Inoltre, l’invecchiamento varia notevolmente se un individuo vive solo, in coppia, o in un gruppo più numeroso. L’influenza di tale fattore si differenzia anche in rapporto al carattere dell’individuo che invecchia, alle sue condizioni culturali ed economiche, al gruppo di appartenenza. Per concludere, ormai è un dato di fatto che l’invecchiamento è espressione di un’interazione fra l’individuo e il suo ambiente, interazione nella quale l’individuo modifica continuamente l’ambiente e l’ambiente modifica continuamente l’individuo.
Emerge con chiarezza quindi che, influenzato da tutti i fattori sopra descritti, l’individuo potrà vivere una terza età sana e attiva oppure sviluppare un invecchiamento patologico.

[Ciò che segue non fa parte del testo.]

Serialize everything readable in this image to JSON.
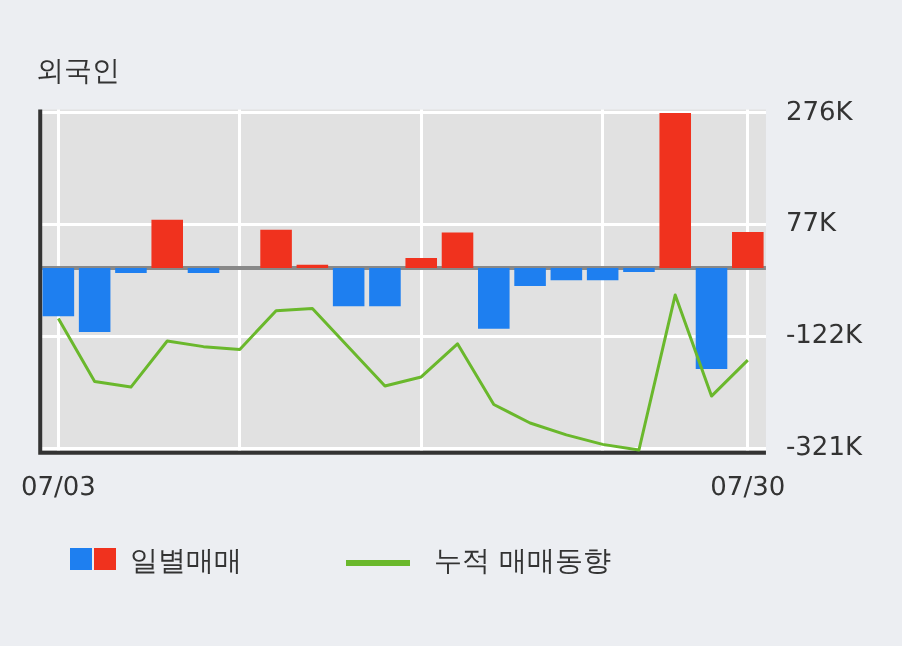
{
  "chart_data": {
    "type": "bar",
    "title": "외국인",
    "categories": [
      "07/03",
      null,
      null,
      null,
      null,
      null,
      null,
      null,
      null,
      null,
      null,
      null,
      null,
      null,
      null,
      null,
      null,
      null,
      null,
      "07/30"
    ],
    "series": [
      {
        "name": "일별매매",
        "colors": [
          "#1e7ff0",
          "#1e7ff0",
          "#1e7ff0",
          "#f0321e",
          "#1e7ff0",
          "#f0321e",
          "#f0321e",
          "#f0321e",
          "#1e7ff0",
          "#1e7ff0",
          "#f0321e",
          "#f0321e",
          "#1e7ff0",
          "#1e7ff0",
          "#1e7ff0",
          "#1e7ff0",
          "#1e7ff0",
          "#f0321e",
          "#1e7ff0",
          "#f0321e"
        ],
        "values": [
          -86000,
          -114000,
          -9000,
          86000,
          -9000,
          0,
          68000,
          6000,
          -68000,
          -68000,
          18000,
          63000,
          -108000,
          -32000,
          -22000,
          -22000,
          -7000,
          276000,
          -180000,
          64000
        ]
      },
      {
        "type": "line",
        "name": "누적 매매동향",
        "color": "#6ab82c",
        "values": [
          -90000,
          -202000,
          -212000,
          -130000,
          -140000,
          -145000,
          -76000,
          -72000,
          -141000,
          -210000,
          -194000,
          -135000,
          -243000,
          -276000,
          -297000,
          -314000,
          -324000,
          -48000,
          -228000,
          -164000
        ]
      }
    ],
    "ylim": [
      -329000,
      282000
    ],
    "yticks": [
      {
        "value": -321000,
        "label": "-321K"
      },
      {
        "value": -122000,
        "label": "-122K"
      },
      {
        "value": 77000,
        "label": "77K"
      },
      {
        "value": 276000,
        "label": "276K"
      }
    ],
    "grid": true,
    "legend": "bottom"
  }
}
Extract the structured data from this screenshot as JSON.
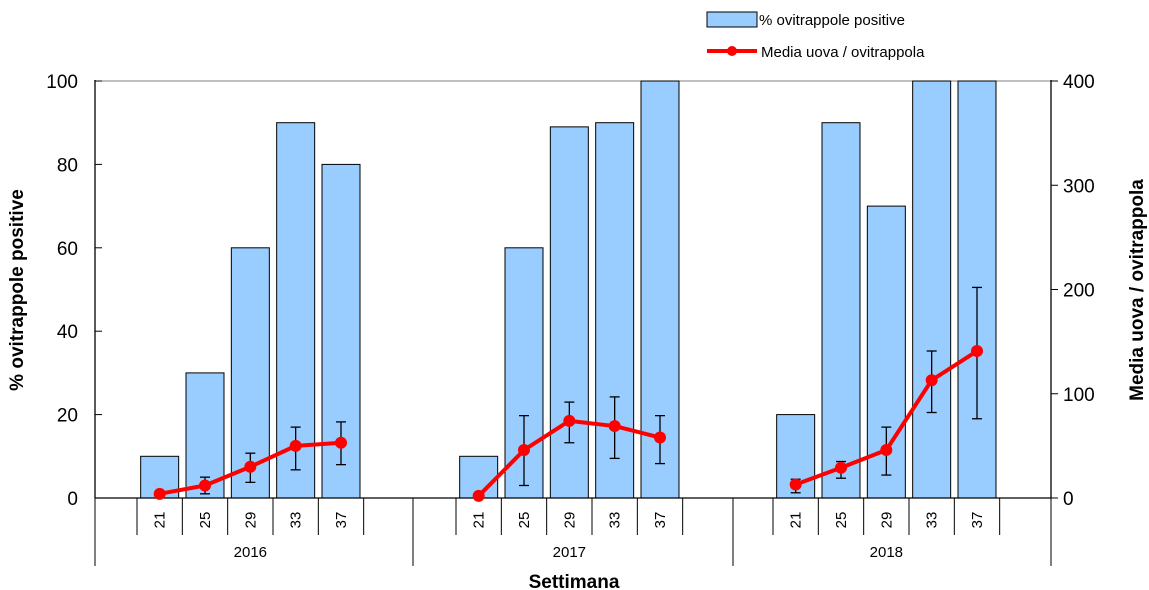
{
  "chart_data": {
    "type": "bar",
    "xlabel": "Settimana",
    "ylabel": "% ovitrappole positive",
    "y2label": "Media uova / ovitrappola",
    "ylim": [
      0,
      100
    ],
    "y2lim": [
      0,
      400
    ],
    "yticks": [
      "0",
      "20",
      "40",
      "60",
      "80",
      "100"
    ],
    "y2ticks": [
      "0",
      "100",
      "200",
      "300",
      "400"
    ],
    "legend_position": "top-right",
    "groups": [
      {
        "label": "2016",
        "categories": [
          "21",
          "25",
          "29",
          "33",
          "37"
        ],
        "bar_values": [
          10,
          30,
          60,
          90,
          80
        ],
        "line_values": [
          4,
          12,
          30,
          50,
          53
        ],
        "err_low": [
          3,
          4,
          15,
          27,
          32
        ],
        "err_high": [
          5,
          20,
          43,
          68,
          73
        ]
      },
      {
        "label": "2017",
        "categories": [
          "21",
          "25",
          "29",
          "33",
          "37"
        ],
        "bar_values": [
          10,
          60,
          89,
          90,
          100
        ],
        "line_values": [
          2,
          46,
          74,
          69,
          58
        ],
        "err_low": [
          1,
          12,
          53,
          38,
          33
        ],
        "err_high": [
          3,
          79,
          92,
          97,
          79
        ]
      },
      {
        "label": "2018",
        "categories": [
          "21",
          "25",
          "29",
          "33",
          "37"
        ],
        "bar_values": [
          20,
          90,
          70,
          100,
          100
        ],
        "line_values": [
          13,
          29,
          46,
          113,
          141
        ],
        "err_low": [
          5,
          19,
          22,
          82,
          76
        ],
        "err_high": [
          18,
          35,
          68,
          141,
          202
        ]
      }
    ],
    "series": [
      {
        "name": "% ovitrappole positive",
        "type": "bar",
        "axis": "left",
        "color": "#99CCFF"
      },
      {
        "name": "Media uova / ovitrappola",
        "type": "line",
        "axis": "right",
        "color": "#FF0000"
      }
    ]
  }
}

È a quest’ultimo che ci riferiamo quando parliamo di demenza. La demenza, infatti, è una condizione clinica che il DSM-5 (APA, 2013) racchiude nei disturbi neurocognitivi, è una patologia progressiva e non un normale processo d’invecchiamento. La demenza interferisce con la capacità della persona di funzionare in situazioni sociali, di gestire le attività quotidiane di riconoscere il mondo esterno, disintegra progressivamente ciò che l’individuo è stato, è, e che sarà, cosa può fare e come può muoversi nel mondo.

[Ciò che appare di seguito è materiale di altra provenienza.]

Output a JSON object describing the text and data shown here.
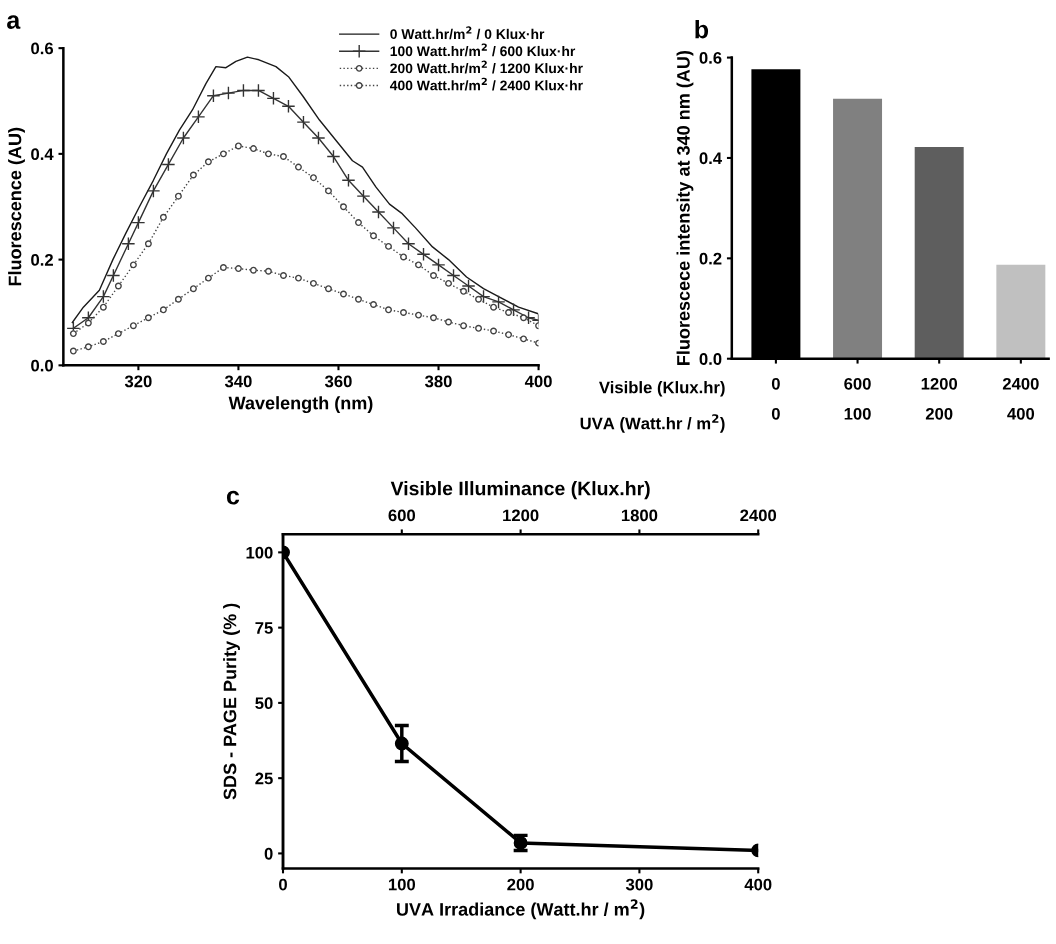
{
  "chart_data": [
    {
      "type": "line",
      "title": "a",
      "xlabel": "Wavelength (nm)",
      "ylabel": "Fluorescence (AU)",
      "xlim": [
        305,
        400
      ],
      "xticks": [
        320,
        340,
        360,
        380,
        400
      ],
      "ylim": [
        0,
        0.6
      ],
      "yticks": [
        {
          "value": 0,
          "label": "0.0"
        },
        0.2,
        0.4,
        0.6
      ],
      "grid": false,
      "legend": "top right",
      "series": [
        {
          "name": "0 Watt.hr/m$^{2}$ / 0 Klux·hr",
          "color": "#1a1a1a",
          "marker": "none",
          "line_style": "solid",
          "x": [
            306.8,
            309,
            312.2,
            314.9,
            317.5,
            320.2,
            323,
            325.6,
            328.2,
            330.8,
            333.5,
            335.5,
            337.5,
            339.5,
            341.8,
            344.1,
            347.5,
            350,
            352.9,
            356.2,
            359.8,
            362.8,
            364.8,
            367.5,
            370.2,
            372.6,
            375.4,
            378.8,
            382,
            385.6,
            389,
            392.2,
            396,
            399.8
          ],
          "values": [
            0.081,
            0.11,
            0.142,
            0.2,
            0.25,
            0.3,
            0.35,
            0.4,
            0.445,
            0.483,
            0.533,
            0.565,
            0.563,
            0.575,
            0.583,
            0.578,
            0.565,
            0.546,
            0.509,
            0.464,
            0.422,
            0.387,
            0.375,
            0.337,
            0.305,
            0.288,
            0.26,
            0.224,
            0.2,
            0.167,
            0.145,
            0.129,
            0.11,
            0.098
          ]
        },
        {
          "name": "100 Watt.hr/m$^{2}$ / 600 Klux·hr",
          "color": "#333333",
          "marker": "cross",
          "line_style": "solid",
          "x": [
            307,
            310,
            313,
            315,
            318,
            320,
            323,
            326,
            329,
            332,
            335,
            338,
            341,
            344,
            347,
            350,
            353,
            356,
            359,
            362,
            365,
            368,
            371,
            374,
            377,
            380,
            383,
            386,
            389,
            392,
            395,
            398,
            400
          ],
          "values": [
            0.07,
            0.09,
            0.13,
            0.17,
            0.23,
            0.27,
            0.33,
            0.38,
            0.43,
            0.47,
            0.51,
            0.515,
            0.52,
            0.52,
            0.505,
            0.49,
            0.46,
            0.43,
            0.395,
            0.35,
            0.32,
            0.29,
            0.26,
            0.23,
            0.21,
            0.19,
            0.17,
            0.15,
            0.13,
            0.12,
            0.105,
            0.09,
            0.085
          ]
        },
        {
          "name": "200 Watt.hr/m$^{2}$ / 1200 Klux·hr",
          "color": "#444444",
          "marker": "circle",
          "line_style": "dotted",
          "x": [
            307,
            310,
            313,
            316,
            319,
            322,
            325,
            328,
            331,
            334,
            337,
            340,
            343,
            346,
            349,
            352,
            355,
            358,
            361,
            364,
            367,
            370,
            373,
            376,
            379,
            382,
            385,
            388,
            391,
            394,
            397,
            400
          ],
          "values": [
            0.06,
            0.08,
            0.11,
            0.15,
            0.19,
            0.23,
            0.28,
            0.32,
            0.36,
            0.385,
            0.4,
            0.415,
            0.41,
            0.4,
            0.395,
            0.375,
            0.355,
            0.33,
            0.3,
            0.27,
            0.245,
            0.225,
            0.205,
            0.19,
            0.17,
            0.155,
            0.14,
            0.125,
            0.11,
            0.1,
            0.09,
            0.075
          ]
        },
        {
          "name": "400 Watt.hr/m$^{2}$ / 2400 Klux·hr",
          "color": "#444444",
          "marker": "circle",
          "line_style": "dotted",
          "x": [
            307,
            310,
            313,
            316,
            319,
            322,
            325,
            328,
            331,
            334,
            337,
            340,
            343,
            346,
            349,
            352,
            355,
            358,
            361,
            364,
            367,
            370,
            373,
            376,
            379,
            382,
            385,
            388,
            391,
            394,
            397,
            400
          ],
          "values": [
            0.027,
            0.035,
            0.045,
            0.06,
            0.075,
            0.09,
            0.105,
            0.125,
            0.145,
            0.165,
            0.185,
            0.183,
            0.18,
            0.178,
            0.17,
            0.165,
            0.155,
            0.145,
            0.135,
            0.125,
            0.115,
            0.105,
            0.1,
            0.095,
            0.09,
            0.082,
            0.075,
            0.07,
            0.065,
            0.058,
            0.05,
            0.042
          ]
        }
      ]
    },
    {
      "type": "bar",
      "title": "b",
      "ylabel": "Fluorescece intensity at 340 nm (AU)",
      "categories": [
        "0\n0",
        "600\n100",
        "1200\n200",
        "2400\n400"
      ],
      "annotations": [
        "Visible (Klux.hr)",
        "UVA (Watt.hr / m$^{2}$)"
      ],
      "values": [
        0.577,
        0.518,
        0.422,
        0.187
      ],
      "colors": [
        "#000000",
        "#808080",
        "#5e5e5e",
        "#c0c0c0"
      ],
      "ylim": [
        0,
        0.6
      ],
      "yticks": [
        {
          "value": 0,
          "label": "0.0"
        },
        0.2,
        0.4,
        0.6
      ],
      "grid": false
    },
    {
      "type": "line",
      "title": "c",
      "xlabel": "UVA Irradiance (Watt.hr / m$^{2}$)",
      "x2label": "Visible Illuminance (Klux.hr)",
      "ylabel": "SDS - PAGE Purity (% )",
      "x": [
        0,
        100,
        200,
        400
      ],
      "series": [
        {
          "color": "#000000",
          "values": [
            100,
            36.5,
            3.5,
            1
          ],
          "errors": [
            null,
            6,
            2.5,
            null
          ]
        }
      ],
      "xlim": [
        0,
        400
      ],
      "xticks": [
        0,
        100,
        200,
        300,
        400
      ],
      "x2lim": [
        0,
        2400
      ],
      "x2ticks": [
        600,
        1200,
        1800,
        2400
      ],
      "ylim": [
        -5,
        106
      ],
      "yticks": [
        0,
        25,
        50,
        75,
        100
      ],
      "marker": "circle",
      "grid": false
    }
  ]
}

Il decadimento cognitivo e i disturbi comportamentali a esso associati non sono però riconducibili a un’unica patologia neurologica ma possono avere diverse cause come la malattia di Alzheimer, quella vascolare, la degenerazione fronto-temporale, la malattia a corpi di Levy, la Creutzfeldt-Jakob, la sindrome di Korsakoff, il trauma cranico, l’encefalite erpetica e molte altre ancora.
Il World Alzheimer Report dell’Alzheimer Disease International ha stimato nel 2016 la prevalenza delle varie forme di demenza con il 60% per la malattia di Alzheimer, il 15% per la demenza vascolare, che presenta un 5% di quadro dementigeno misto (Malattia di Alzheimer e demenza vascolare), il 12% per la Demenza a corpi di Lewy, il 5% per la Demenza fronto- temporale e il 5% a carico di altre patologie (World Alzheimer Report, 2016).
Tutti i tipi di demenza hanno però un elemento comune: attaccano il sistema nervoso centrale mediante l’interferenza della comunicazione tra cellule neuronali e mediante la morte delle cellule stesse, causando un progressivo declino dell’efficienza cerebrale.